Merci Paris

You wake up a little confused, strange light, strange sounds, strange smells.  You start to focus on the iron bracket over your head holding a wooden beam that must be at least 300 years old.  You blink and start to remember the long flight, the chaotic lack of order at immigration, your struggling with French, and the driver’s struggling with English as you convince him you really do want to go to the little hotel on the left bank.

Rising and gazing out the window you see the university students walking along the street, almost no cars but a few bicycles including one ridden by a man with a long baguette stick up high over his head.  You clean up in the little bathroom, clearly never anticipated by the original architects, and head downstairs.  “Bonjour” you say in bad French to the young lady at the front desk.  “Good Morning” she says in bad English, but the smiles that pass between you are universal and adds a touch of brightness to the day of each.
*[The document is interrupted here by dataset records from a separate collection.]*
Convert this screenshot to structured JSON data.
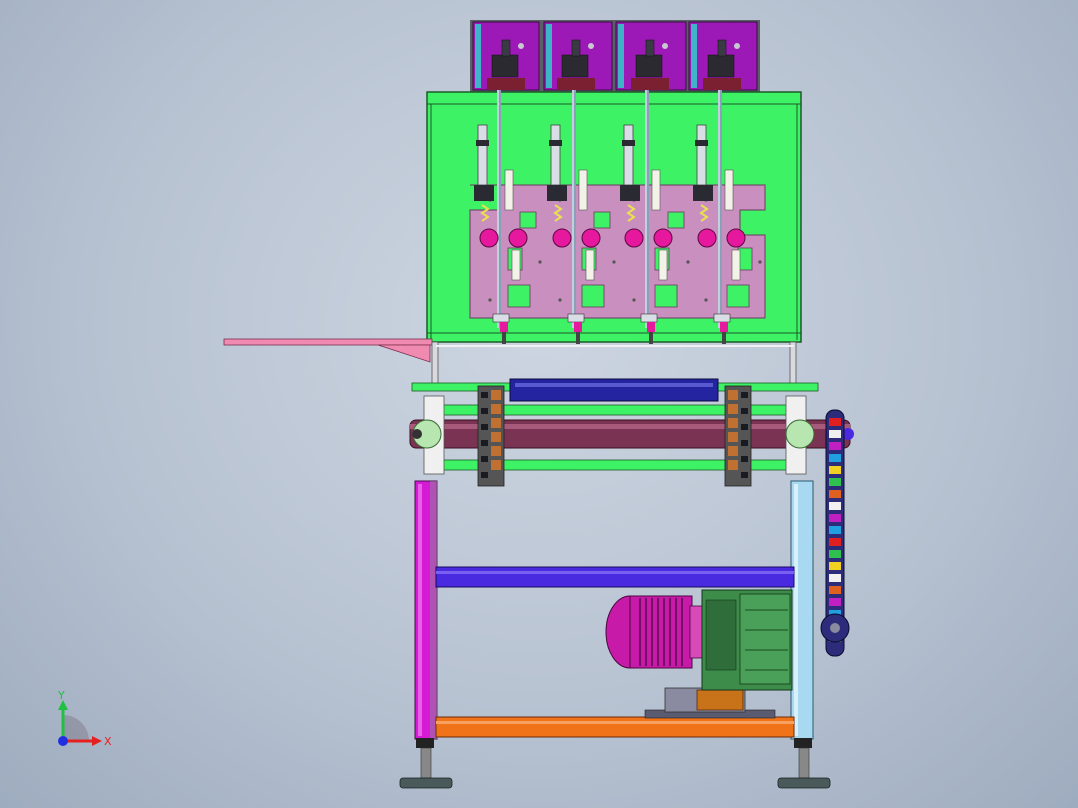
{
  "viewport": {
    "background": "#b8c3d2",
    "model": "machine-front-view"
  },
  "colors": {
    "top_boxes": "#9c19b8",
    "panel": "#3ef265",
    "plate": "#c98fbf",
    "knob": "#e6199e",
    "frame_left": "#d41ad4",
    "frame_right": "#a9d9f0",
    "crossbar_blue": "#4a2ae0",
    "crossbar_orange": "#f0731a",
    "roller": "#7a3352",
    "motor": "#c81aa8",
    "gearbox": "#3d8c4a",
    "chain_sprocket": "#2c2c7a",
    "feed_tray": "#f08ab0",
    "axis_x": "#e62020",
    "axis_y": "#20c040",
    "axis_z": "#2030e0"
  },
  "axis_triad": {
    "x_label": "X",
    "y_label": "Y"
  }
}
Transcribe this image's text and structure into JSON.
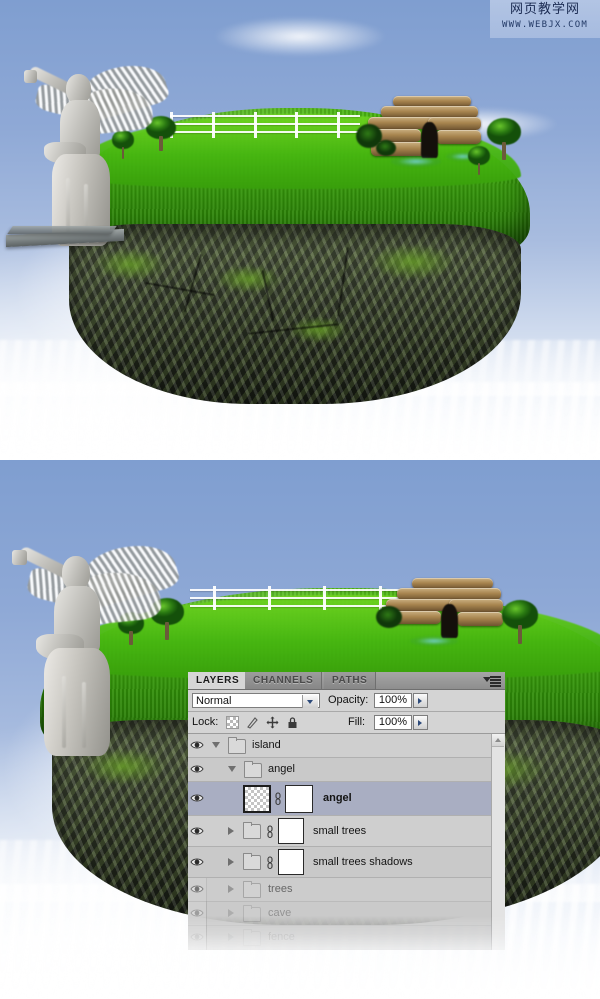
{
  "watermark": {
    "cn": "网页教学网",
    "en": "WWW.WEBJX.COM"
  },
  "scenes": [
    {
      "name": "top-composite-preview"
    },
    {
      "name": "bottom-composite-with-layers-panel"
    }
  ],
  "panel": {
    "tabs": [
      {
        "label": "LAYERS",
        "active": true
      },
      {
        "label": "CHANNELS",
        "active": false
      },
      {
        "label": "PATHS",
        "active": false
      }
    ],
    "menu_icon": "panel-menu-icon",
    "blend_mode": "Normal",
    "opacity_label": "Opacity:",
    "opacity_value": "100%",
    "lock_label": "Lock:",
    "lock_icons": [
      "lock-transparent-pixels-icon",
      "lock-image-pixels-icon",
      "lock-position-icon",
      "lock-all-icon"
    ],
    "fill_label": "Fill:",
    "fill_value": "100%",
    "layers": [
      {
        "name": "island",
        "type": "group",
        "expanded": true,
        "indent": 0,
        "visible": true,
        "selected": false,
        "thumb": "none",
        "mask": false,
        "link": false,
        "fade": "none"
      },
      {
        "name": "angel",
        "type": "group",
        "expanded": true,
        "indent": 1,
        "visible": true,
        "selected": false,
        "thumb": "none",
        "mask": false,
        "link": false,
        "fade": "none"
      },
      {
        "name": "angel",
        "type": "layer",
        "expanded": false,
        "indent": 2,
        "visible": true,
        "selected": true,
        "thumb": "checker",
        "mask": true,
        "link": true,
        "fade": "none"
      },
      {
        "name": "small trees",
        "type": "group",
        "expanded": false,
        "indent": 1,
        "visible": true,
        "selected": false,
        "thumb": "none",
        "mask": true,
        "link": true,
        "fade": "none"
      },
      {
        "name": "small trees shadows",
        "type": "group",
        "expanded": false,
        "indent": 1,
        "visible": true,
        "selected": false,
        "thumb": "none",
        "mask": true,
        "link": true,
        "fade": "none"
      },
      {
        "name": "trees",
        "type": "group",
        "expanded": false,
        "indent": 1,
        "visible": true,
        "selected": false,
        "thumb": "none",
        "mask": false,
        "link": false,
        "fade": "light"
      },
      {
        "name": "cave",
        "type": "group",
        "expanded": false,
        "indent": 1,
        "visible": true,
        "selected": false,
        "thumb": "none",
        "mask": false,
        "link": false,
        "fade": "medium"
      },
      {
        "name": "fence",
        "type": "group",
        "expanded": false,
        "indent": 1,
        "visible": true,
        "selected": false,
        "thumb": "none",
        "mask": false,
        "link": false,
        "fade": "heavy"
      }
    ],
    "scrollbar": {
      "up_arrow": "scroll-up-arrow-icon"
    }
  },
  "colors": {
    "sky_top": "#7f9ed0",
    "sky_bottom": "#ffffff",
    "grass": "#3fae0c",
    "rock": "#2c3324",
    "cave_rock": "#a8854f",
    "statue": "#c3c2bd",
    "panel_bg": "#d4d4d4",
    "panel_row": "#cfcfcf",
    "panel_selected_row": "#a9aec2",
    "tab_active": "#d6d6d6"
  }
}
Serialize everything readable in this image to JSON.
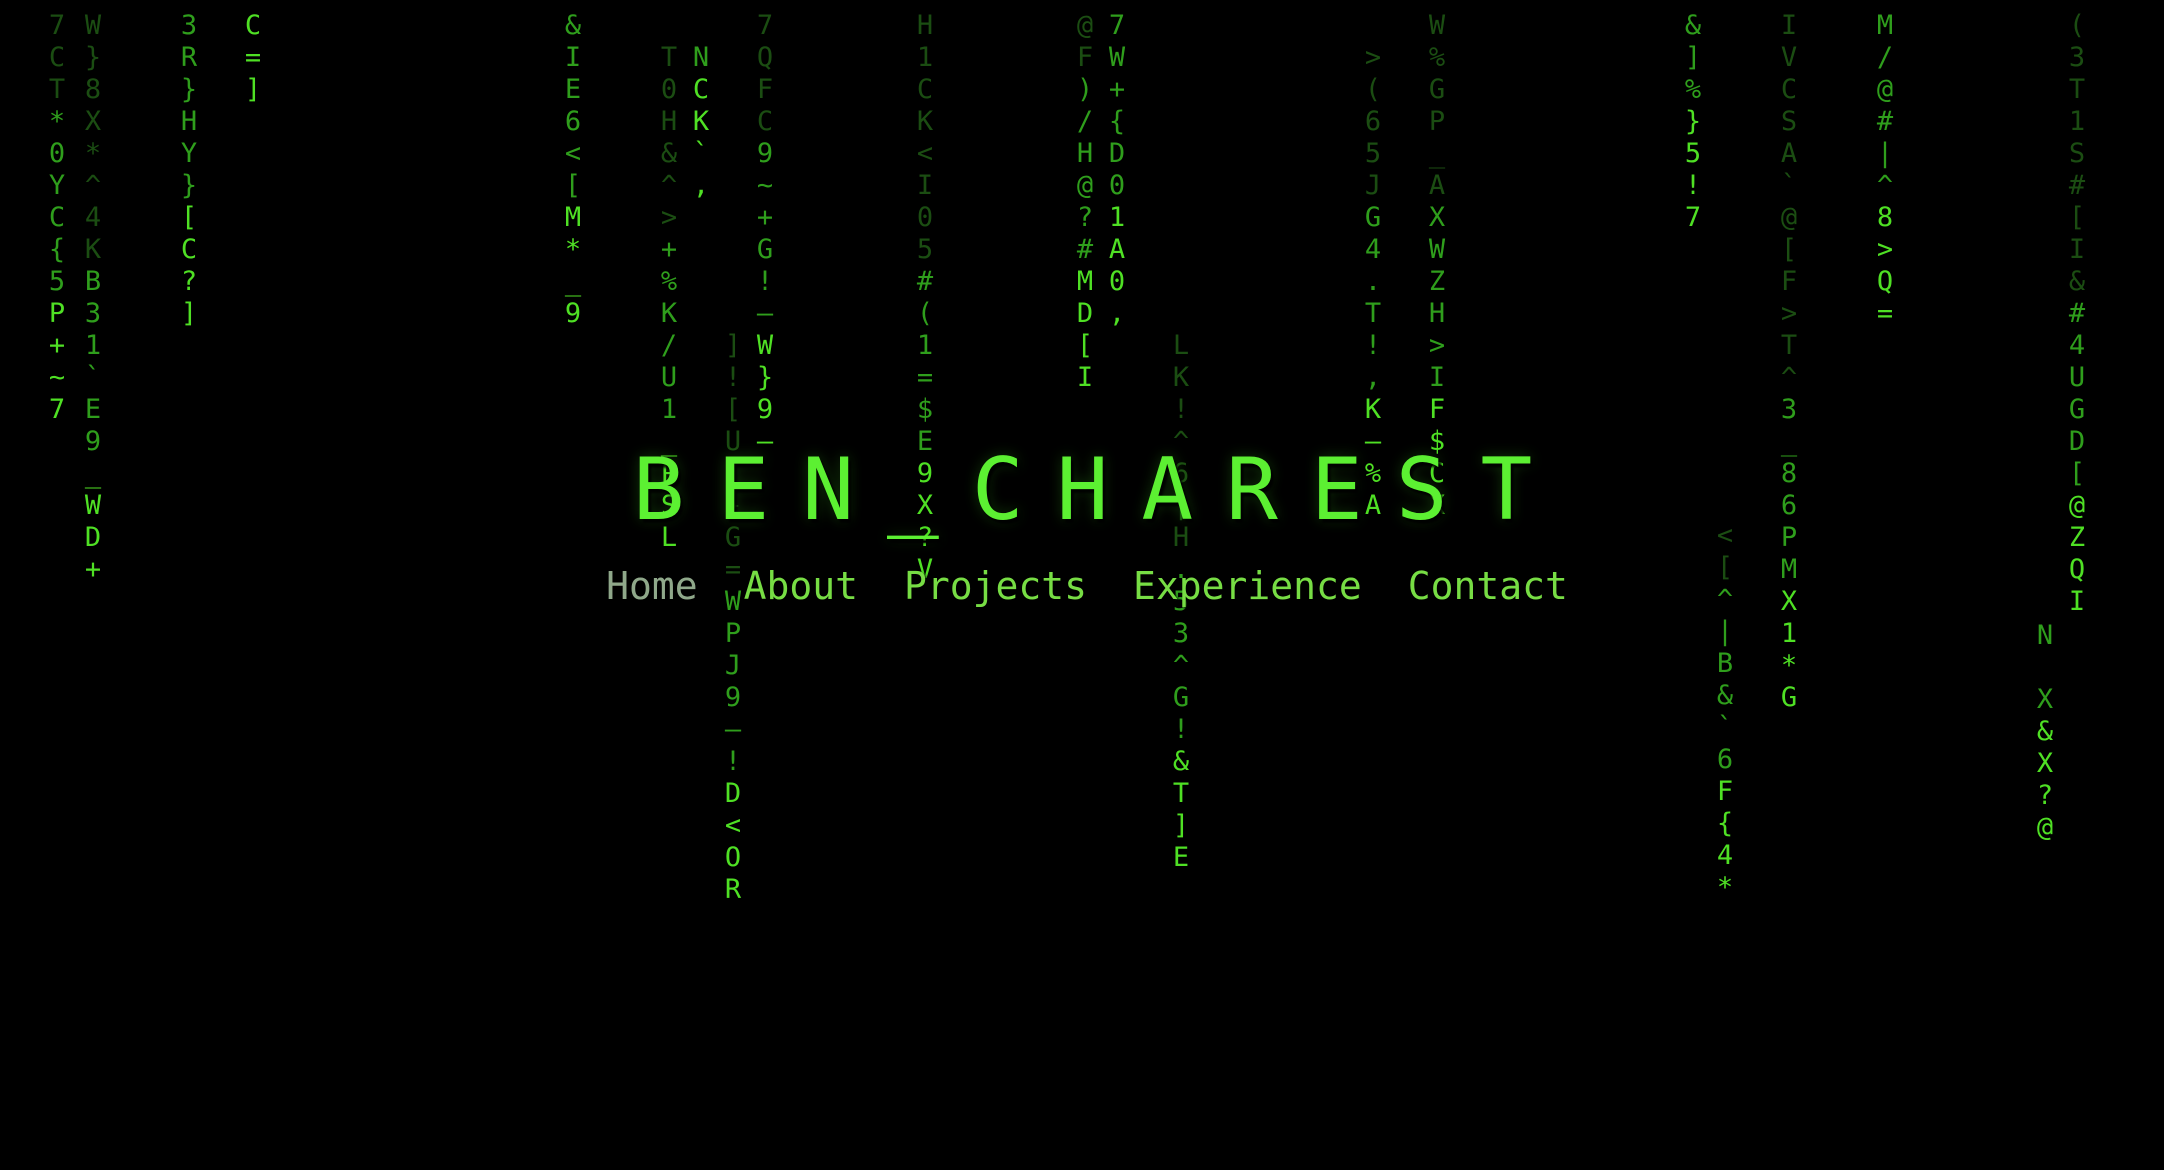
{
  "page": {
    "background": "#000000",
    "rain_colors": {
      "bright": "#4fe024",
      "mid": "#2f9e1c",
      "dim": "#1b4d12"
    }
  },
  "hero": {
    "title": "BEN_CHAREST",
    "title_color": "#5cf032"
  },
  "nav": {
    "items": [
      {
        "label": "Home",
        "active": true
      },
      {
        "label": "About"
      },
      {
        "label": "Projects"
      },
      {
        "label": "Experience"
      },
      {
        "label": "Contact"
      }
    ]
  },
  "rain": {
    "columns": [
      "7CT*0YC{5P+~7",
      "W}8X*^4KB31`E9_WD+",
      "3R}HY}[C?]",
      "C=]",
      "&IE6<[M*_9",
      "T0H&^>+%K/U1_PSL",
      "NCK`,",
      "7QFC9~+G!—W}9—",
      "]![U:}G=WPJ9—!D<OR",
      "H1CK<I05#(1=$E9X?V",
      "@F)/H@?#MD[I",
      "7W+{D01A0,",
      "LK!^6|H.53^G!&T]E",
      ">(65JG4.T!,K—%A",
      "W%GP_AXWZH>IF$CX",
      "&]%}5!7",
      "IVCSA`@[F>T^3_86PMX1*G",
      "<[^|B&`6F{4*",
      "M/@#|^8>Q=",
      "(3T1S#[I&#4UGD[@ZQI",
      "N X&X?@"
    ]
  }
}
You have no idea what time it is, this is Paris, you don’t care, you just start to walk.  Notre-Dame? The Louvre? No, you decide, Musee d’Orsay.  You stroll along the Rive Gauche intentionally turning up and down streets just absorbing the laisser faire.

Years later, in times of turmoil and stress, you are grateful.  So much great art so accessibly displayed.  Tea in front of the giant clock.  The moment when you walked into a room full of Monet’s garden period work and it literally took your breath away.  The stroll back along Boulevard Saint-Germain.

All planted within you a healing balm.